Nel pozzo i San Patrizio delle assurdità, nel cahier des dolenaces di quel popolo disperso e politicamente inappagato che con banalità acrostica viene chiamato Pd, a me in questi giorni viene in mente l’ennesima astuta ingenuità dei gruppi dirigenti nei confronti di Idv e Lega.

Sul primo, nonostante l’alleanza si è sempre posata l’ombra snobistica del giustizialismo e dei toni accesi che spesso hanno portato alla tentazione di assentire con i berluscones sulla “pericolosità” di di Pietro. Sulla seconda, nonostante fosse sull’altra sponda, c’è sempre stato come dire un giudizio ora attento, ora impacciato, quasi che attaccare i leghisti potesse mandare il messaggio che il Pd si opponesse al federalismo.

Per non parlare delle lodi sulla gestione del territorio e via dicendo, fino ad avvalorare, senza dirlo esplicitamente che la Lega fosse una costola o magari un organo meno nobile della sinistra.

Ma in questi giorni vediamo più chiaro che mai  come si tratti invece di una formazione secessionista, xenofoba, cinica, senza idee se non quella ridicola della padania e pronta a fare del clientelismo politico locale, modello Calabria, l’asse portante del suo successo.

Un partito le cui fortune sono dovute alla navigazione di questo Paese nelle acque limacciose  del berlusconismo. Lo sa benissimo Bossi che si tiene ben stretto il Cavaliere, mangiandolo un pezzettino alla volta, con amorevole discrezione, aspettando di crescere abbastanza da poter fare da solo. Ma prima di quel momento una caduta verticale di Silvio riporterebbe la Lega alla sua dimensione valligiana.

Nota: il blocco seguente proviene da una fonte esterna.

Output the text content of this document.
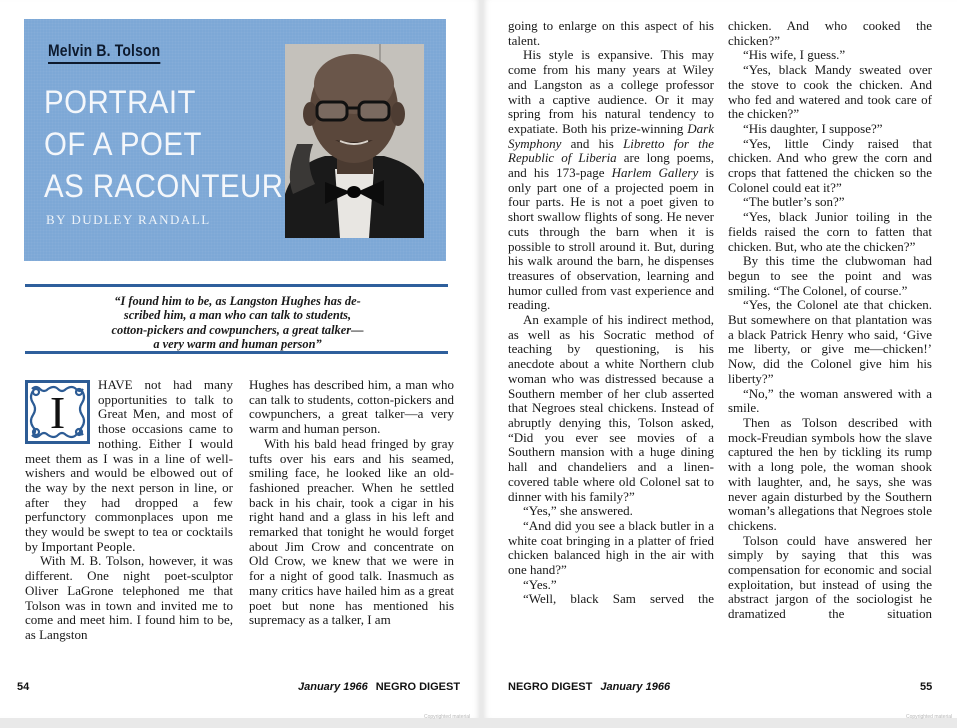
Melvin B. Tolson
PORTRAIT
OF A POET
AS RACONTEUR
BY DUDLEY RANDALL
“I found him to be, as Langston Hughes has de-
scribed him, a man who can talk to students,
cotton-pickers and cowpunchers, a great talker—
a very warm and human person”
I

HAVE not had many opportunities to talk to Great Men, and most of those occasions came to nothing. Either I would meet them as I was in a line of well-wishers and would be elbowed out of the way by the next person in line, or after they had dropped a few perfunctory commonplaces upon me they would be swept to tea or cocktails by Important People.

With M. B. Tolson, however, it was different. One night poet-sculptor Oliver LaGrone telephoned me that Tolson was in town and invited me to come and meet him. I found him to be, as Langston

Hughes has described him, a man who can talk to students, cotton-pickers and cowpunchers, a great talker—a very warm and human person.

With his bald head fringed by gray tufts over his ears and his seamed, smiling face, he looked like an old-fashioned preacher. When he settled back in his chair, took a cigar in his right hand and a glass in his left and remarked that tonight he would forget about Jim Crow and concentrate on Old Crow, we knew that we were in for a night of good talk. Inasmuch as many critics have hailed him as a great poet but none has mentioned his supremacy as a talker, I am

54	January 1966 NEGRO DIGEST
Copyrighted material

going to enlarge on this aspect of his talent.

His style is expansive. This may come from his many years at Wiley and Langston as a college professor with a captive audience. Or it may spring from his natural tendency to expatiate. Both his prize-winning Dark Symphony and his Libretto for the Republic of Liberia are long poems, and his 173-page Harlem Gallery is only part one of a projected poem in four parts. He is not a poet given to short swallow flights of song. He never cuts through the barn when it is possible to stroll around it. But, during his walk around the barn, he dispenses treasures of observation, learning and humor culled from vast experience and reading.

An example of his indirect method, as well as his Socratic method of teaching by questioning, is his anecdote about a white Northern club woman who was distressed because a Southern member of her club asserted that Negroes steal chickens. Instead of abruptly denying this, Tolson asked, “Did you ever see movies of a Southern mansion with a huge dining hall and chandeliers and a linen-covered table where old Colonel sat to dinner with his family?”

“Yes,” she answered.

“And did you see a black butler in a white coat bringing in a platter of fried chicken balanced high in the air with one hand?”

“Yes.”

“Well, black Sam served the

chicken. And who cooked the chicken?”

“His wife, I guess.”

“Yes, black Mandy sweated over the stove to cook the chicken. And who fed and watered and took care of the chicken?”

“His daughter, I suppose?”

“Yes, little Cindy raised that chicken. And who grew the corn and crops that fattened the chicken so the Colonel could eat it?”

“The butler’s son?”

“Yes, black Junior toiling in the fields raised the corn to fatten that chicken. But, who ate the chicken?”

By this time the clubwoman had begun to see the point and was smiling. “The Colonel, of course.”

“Yes, the Colonel ate that chicken. But somewhere on that plantation was a black Patrick Henry who said, ‘Give me liberty, or give me—chicken!’ Now, did the Colonel give him his liberty?”

“No,” the woman answered with a smile.

Then as Tolson described with mock-Freudian symbols how the slave captured the hen by tickling its rump with a long pole, the woman shook with laughter, and, he says, she was never again disturbed by the Southern woman’s allegations that Negroes stole chickens.

Tolson could have answered her simply by saying that this was compensation for economic and social exploitation, but instead of using the abstract jargon of the sociologist he dramatized the situation

NEGRO DIGEST January 1966	55
Copyrighted material
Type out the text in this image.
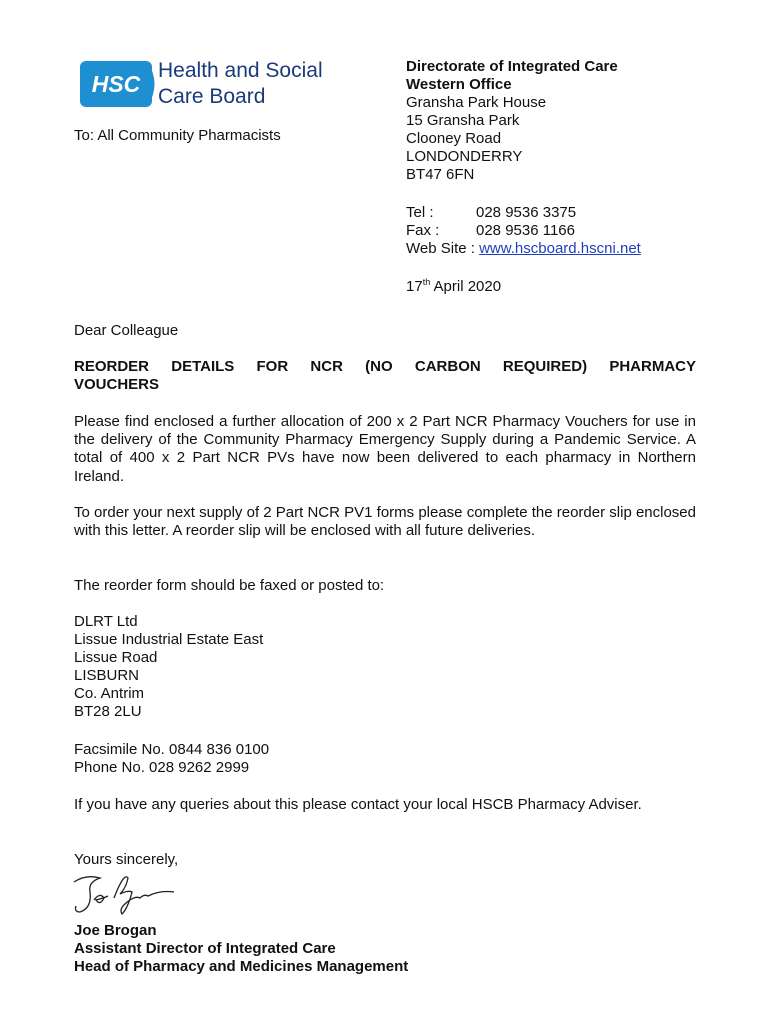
HSC
Health and Social
Care Board
To: All Community Pharmacists
Directorate of Integrated Care
Western Office
Gransha Park House
15 Gransha Park
Clooney Road
LONDONDERRY
BT47 6FN
Tel :	028 9536 3375
Fax : 028 9536 1166
Web Site : www.hscboard.hscni.net
17th April 2020
Dear Colleague
REORDER DETAILS FOR NCR (NO CARBON REQUIRED) PHARMACY
VOUCHERS
Please find enclosed a further allocation of 200 x 2 Part NCR Pharmacy Vouchers for use in the delivery of the Community Pharmacy Emergency Supply during a Pandemic Service. A total of 400 x 2 Part NCR PVs have now been delivered to each pharmacy in Northern Ireland.
To order your next supply of 2 Part NCR PV1 forms please complete the reorder slip enclosed with this letter. A reorder slip will be enclosed with all future deliveries.
The reorder form should be faxed or posted to:
DLRT Ltd
Lissue Industrial Estate East
Lissue Road
LISBURN
Co. Antrim
BT28 2LU
Facsimile No. 0844 836 0100
Phone No. 028 9262 2999
If you have any queries about this please contact your local HSCB Pharmacy Adviser.
Yours sincerely,
Joe Brogan
Assistant Director of Integrated Care
Head of Pharmacy and Medicines Management
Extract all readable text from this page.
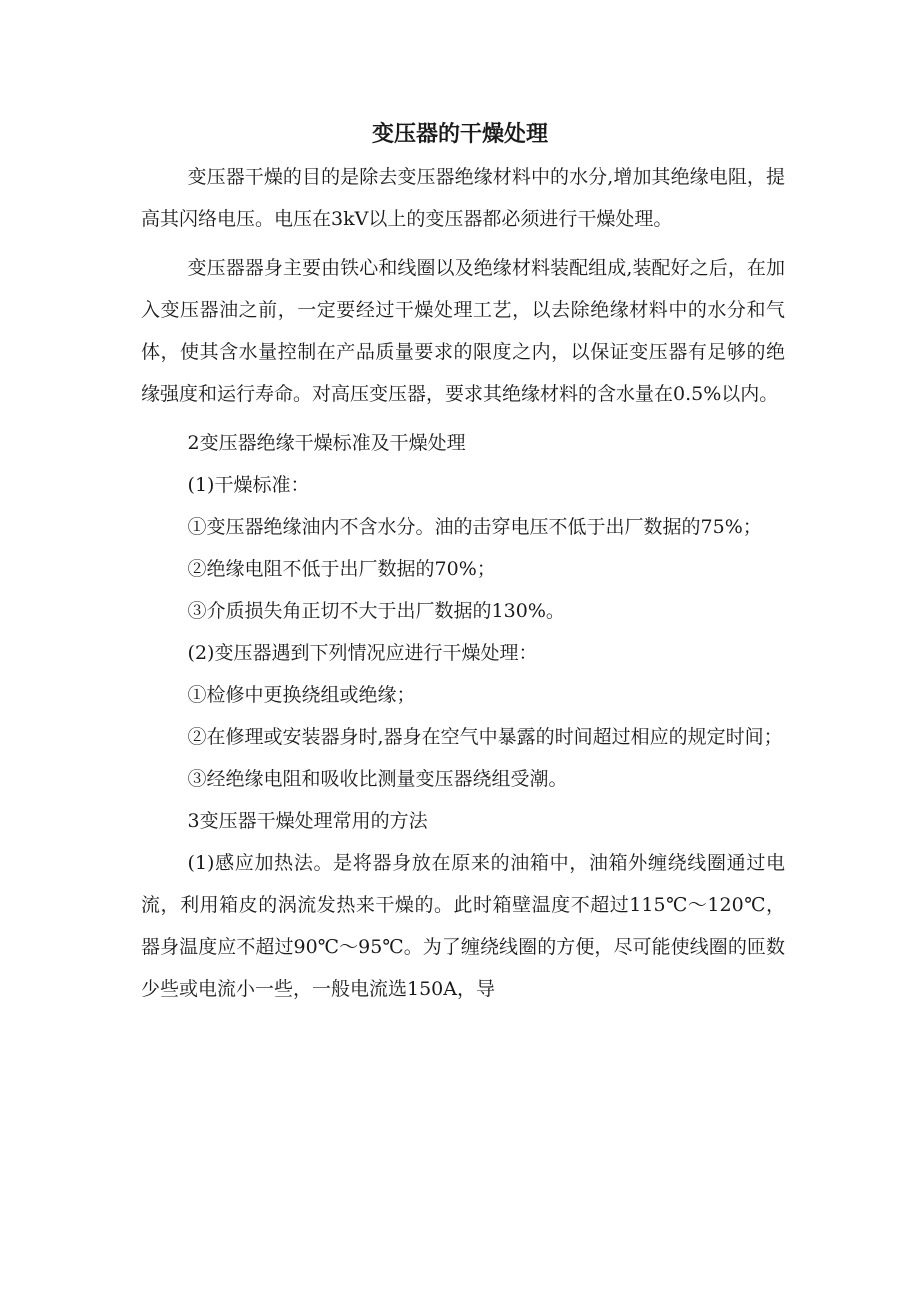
变压器的干燥处理

变压器干燥的目的是除去变压器绝缘材料中的水分,增加其绝缘电阻，提高其闪络电压。电压在3kV以上的变压器都必须进行干燥处理。

变压器器身主要由铁心和线圈以及绝缘材料装配组成,装配好之后，在加入变压器油之前，一定要经过干燥处理工艺，以去除绝缘材料中的水分和气体，使其含水量控制在产品质量要求的限度之内，以保证变压器有足够的绝缘强度和运行寿命。对高压变压器，要求其绝缘材料的含水量在0.5%以内。

2变压器绝缘干燥标准及干燥处理

(1)干燥标准：

①变压器绝缘油内不含水分。油的击穿电压不低于出厂数据的75%；

②绝缘电阻不低于出厂数据的70%；

③介质损失角正切不大于出厂数据的130%。

(2)变压器遇到下列情况应进行干燥处理：

①检修中更换绕组或绝缘；

②在修理或安装器身时,器身在空气中暴露的时间超过相应的规定时间；

③经绝缘电阻和吸收比测量变压器绕组受潮。

3变压器干燥处理常用的方法

(1)感应加热法。是将器身放在原来的油箱中，油箱外缠绕线圈通过电流，利用箱皮的涡流发热来干燥的。此时箱壁温度不超过115℃～120℃，器身温度应不超过90℃～95℃。为了缠绕线圈的方便，尽可能使线圈的匝数少些或电流小一些，一般电流选150A，导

Non ho molte idee sul perché ci sia stato e ancora ci sia in parte questa cecità politica. Certo il giustizialismo dipietrista non piace ai parlamentari per ovvie ragioni, forse c’è ancora il ricordo del lontano ribaltone che illuse il centro sinistra di aver buttato fuori dal campo Berlusconi. Ma è ben poco per sopportare i simboli leghisti nella scuola di Adro, la politica dei respingimenti a colpi di mitragliatrice e l’evanescenza di una politica che all’ultimo si esaurisce nella libertà di evasione delle partite iva e nelle cricche affaristiche paesottarde.

O forse la ragione è l’incapacità di comprendere il Paese, la paralisi di fronte a un fenomeno di crescita non previsto e contro il quale non si davvero che fare, senza dover tornare a valorizzare i temi del lavoro, della convivenza e della solidarietà (quella fiscale compresa) che turbano i sedicenti moderati.